October 16, 2024
Column

Sullivan benefit to sell afghans showing local sites

Anyone with a connection to Sullivan should be happy to know you can now purchase an afghan featuring some of that community’s historic sites, along with a bridge we remember so well.

Members of the Sullivan Volunteer Fire Association Women’s Auxiliary have ordered afghans featuring some of the historic buildings in town, wrote auxiliary president Helen Gordon.

The afghan depicts the old Sullivan High School, which is now the Town Hall; Sullivan Harbor Baptist Church; Sullivan Harbor Granite Store; North Sullivan Methodist Church; Ashville Community Church; John Dority Grange; East Sullivan Union Church; Sumner Memorial High School in East Sullivan; and what Gordon describes as the “infamous” Sullivan Singing Bridge.

The 21/2-layer, 100 percent cotton, burgundy, green and black afghans are 48-by-68 inches, and are available for $50 each.

A sample of the afghan is available for viewing in the Town Hall, and can be ordered there or by calling the Town Hall at 422-6282 or 422-6719.

Proceeds from this fundraiser will help with updating the heating system at the Barbara Davis Fire Station and help purchase a generator.

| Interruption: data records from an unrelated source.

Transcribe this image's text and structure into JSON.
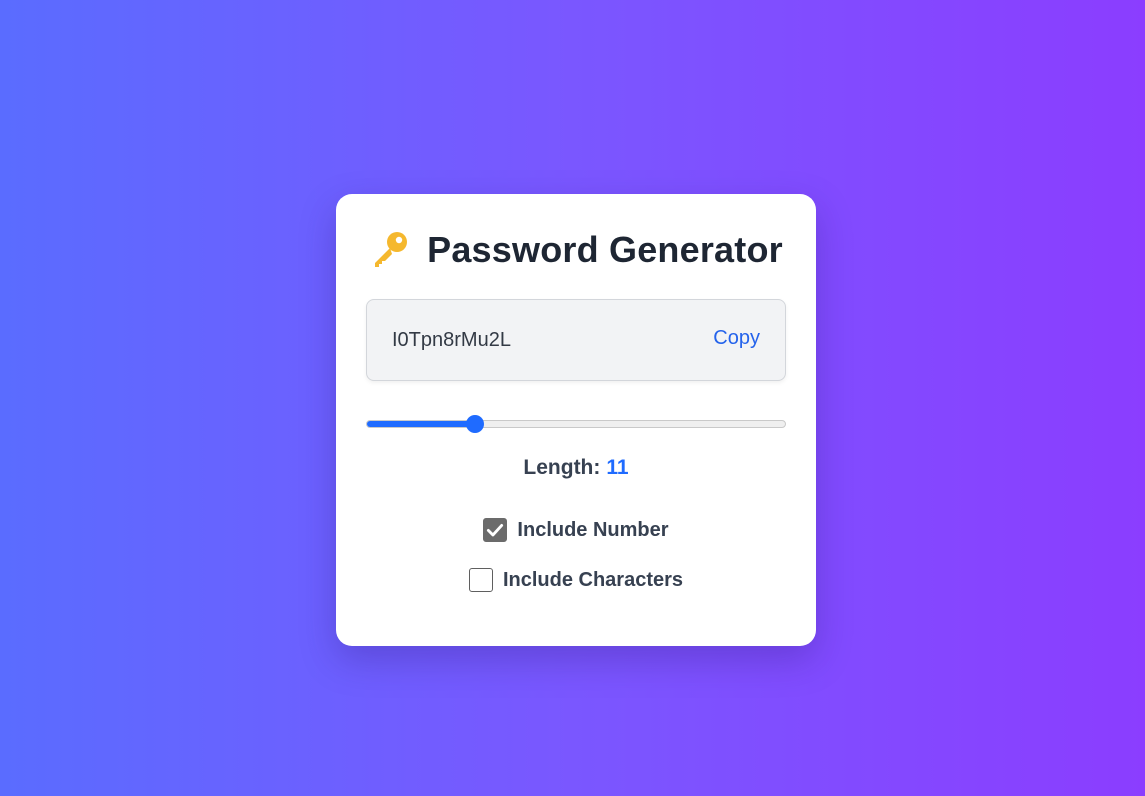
{
  "app": {
    "title": "Password Generator",
    "title_icon": "key-icon"
  },
  "password": {
    "value": "I0Tpn8rMu2L",
    "copy_label": "Copy"
  },
  "length": {
    "label": "Length:",
    "value": "11",
    "slider_fraction": 0.26
  },
  "options": [
    {
      "label": "Include Number",
      "checked": true
    },
    {
      "label": "Include Characters",
      "checked": false
    }
  ],
  "colors": {
    "accent": "#1f6bff",
    "title_text": "#1e2633",
    "key_icon": "#f5b82e",
    "checkbox_checked": "#6b6b6b"
  }
}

Birders have the opportunity to hear Dr. Jeffery Wells give a PowerPoint slide presentation titled “The Ivory-Billed Woodpecker and Boreal: Lessons and Legacies,” at 6:30 p.m. Thursday, July 13, at Houlton Congregational Church on High Street in that community.

Refreshment will be served after the program.

Wells is the senior scientist for the Boreal Songbird Initiative. He works in Hallowell and is completing the “Birder’s Conservation Handbook: North America’s 100 Birds of Conservation Concern,” to be published by Princeton University Press.

“We bird and wildlife lovers, here in The County, are thrilled that Dr. Wells has consented to come up here,” wrote Marlene Hofstetter. “I hope that many people will come to hear him speak.”

For more information, call Hofstetter at 538-0956.

The University of Maine Peace Studies Program is hosting a one-day conference retreat, “Spirituality, Ecology, and Peace.”

The conference opens with a morning ritual and ceremony by Arnie and Jane Neptune and the Rev. James Gower at 6:30 a.m. Saturday, July 15, in Donald P. Corbett Hall on the University of Maine campus in Orono.

Keynote speakers are Terry Tempest Williams and Kyriacos Markides. The $65 conference fee includes breakfast, breaks, lunch and evening concert.

The conference will feature interactive workshops, with topics ranging from personal transformation to Qi Gong and panel discussions including “Poetry, Writing and Ecology.”

A benefit performance for the Peace Studies Program by concert pianist and Arcady Music Festival founder Masanobu Ikemiya, will be held from 7 to 9 that evening at the Leonard and Renee Minsky Recital Hall in the Class of 1944 Hall at UMaine.

Members of the public who do not attend the conference can attend the concert for a $10 donation to the Peace Studies Program.

More information about either event can be obtained at the Peace Studies Program office, 581-2609.

Donations are needed for the Fields Pond Yard Sale, which is 7 a.m.-2 p.m. Saturday, July 22, and 7 a.m.-1 p.m. Sunday July 23, at Fields Pond Audubon Center, 216 Fields Pond Road, in Holden.

“We need quality items to sell,” wrote Judy Markowsky. “It’s a good way to recycle things, especially small furniture, kitchenware, outdoor equipment, art, antiques and yard items.”

Organizers do, however, request: “please, no clothes.”

You are asked to bring your donations to the center between 9 a.m. and 4 p.m. beginning Monday, July 17, but storage can be arranged if you need to donate them earlier, Markowsky wrote.

Call 989-2591 for that option.

Markowsky reminds you this sale is a “great opportunity to gain space” or “find an appreciative home for items of sentimental value,” and she wants readers to know that you will “find wonderful bargains and high-quality items” at this annual event.

Here’s a reminder from Victoria Oakes of Rangeley that the third annual Bikers Against Diabetes B.A.D. Ride begins with registration at 8 a.m. Sunday, July 23, at the Rockland Elks Lodge 1008, 210 Rankin St.

The fee is $35 for drivers and $15 for riders, and includes a pig roast lunch, raffles, live band and official ride T-shirts.

Sponsor contributions will be collected at registration and the riders with the top five donations will each receive 25 pounds of live lobster.

Proceeds benefit the Juvenile Diabetes Research Foundation in Maine.